Roots of yin medicine

Feminine contributions in medicine throughout time must also include the significant advances women have made in academia, industrial, community and environmental health settings. Women have made indelible contributions to the advancement of human care. Because much of history left her out does not mean it is forgotten.

In the beginning of humankind the great mother Goddess was the composite image of the giver of all life – Venus of Willendorf.

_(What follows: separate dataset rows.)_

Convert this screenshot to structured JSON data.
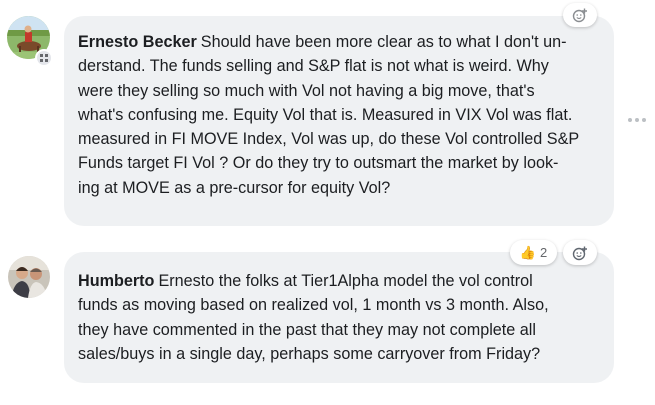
{
  "comments": [
    {
      "author": "Ernesto Becker",
      "lines": [
        "Should have been more clear as to what I don't un-",
        "derstand. The funds selling and S&P flat is not what is weird. Why",
        "were they selling so much with Vol not having a big move, that's",
        "what's confusing me. Equity Vol that is. Measured in VIX Vol was flat.",
        "measured in FI MOVE Index, Vol was up, do these Vol controlled S&P",
        "Funds target FI Vol ? Or do they try to outsmart the market by look-",
        "ing at MOVE as a pre-cursor for equity Vol?"
      ],
      "avatar_icon": "avatar-horse-rider",
      "badge_icon": "badge-icon"
    },
    {
      "author": "Humberto",
      "lines": [
        "Ernesto the folks at Tier1Alpha model the vol control",
        "funds as moving based on realized vol, 1 month vs 3 month. Also,",
        "they have commented in the past that they may not complete all",
        "sales/buys in a single day, perhaps some carryover from Friday?"
      ],
      "avatar_icon": "avatar-couple-photo",
      "reactions": {
        "emoji": "👍",
        "count": "2"
      }
    }
  ],
  "icons": {
    "add_reaction": "add-reaction-icon",
    "more_options": "more-options-icon"
  },
  "colors": {
    "bubble_bg": "#eff1f3",
    "text": "#1c1e21",
    "secondary": "#65676b"
  }
}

Her large breasts and belly signified plentitude and she reigned in the hearts and minds of peoples throughout the world. The female for many millennia was held in high regard because of her reproductive abilities – she was the giver of life. Her survival meant the survival of the tribe. She was worshipped, honored for her gift of life and held in the highest esteem in most ancient cultures.

Because women were raising and nurturing the children and family she became the natural protectress of the weak, the sick, the wounded and the vulnerable. Her role was vital all over the globe in the small tribes and enclaves found throughout ancient times. Pictures, drawings and writings depicted women invoking healing rituals and using her power to heal disease.

For an example we can look at times in ancient Egypt where women held high status; they were high priestesses and prescribed herbal natural potions. Records have been found that tell of an Egyptian queen dynasty which began 4000 B.C.E. where the queens themselves were physicians.[Brooke, 1995]

Hygeia the Greek goddess of healing in the 4th century B.C. was a goddess way before her time. Hygeia and Panacea have symbolized prevention and cure. Each woman came from the Aesculapius family of healers (900 BCE). There have been numerous statues found of Hygeia with a snake coiled at her side – a symbol of feminine healing energy. [Brooke, 1995]

Agnodice was a Greek woman in Athens, who started a revolution by healing women. Because women were barred from medical schools, Agnodice disguised herself as a man and became educated. Her drive to become a trained physician was due to the fact that women were dying simply because they refused to be treated by a male practitioner. When she set up her practice and became successful, her male peers revealed her female identity. As a result she was jailed and sentenced to death for practicing medicine. Fortunately her female patients rallied and threatened mass suicide if she was killed. Agnodice was released and was permitted to practice with her limits set to help only women and children. This story is likely not an isolated one in ancient history and elicits the imbalance which inevitably occurs when domination prevails.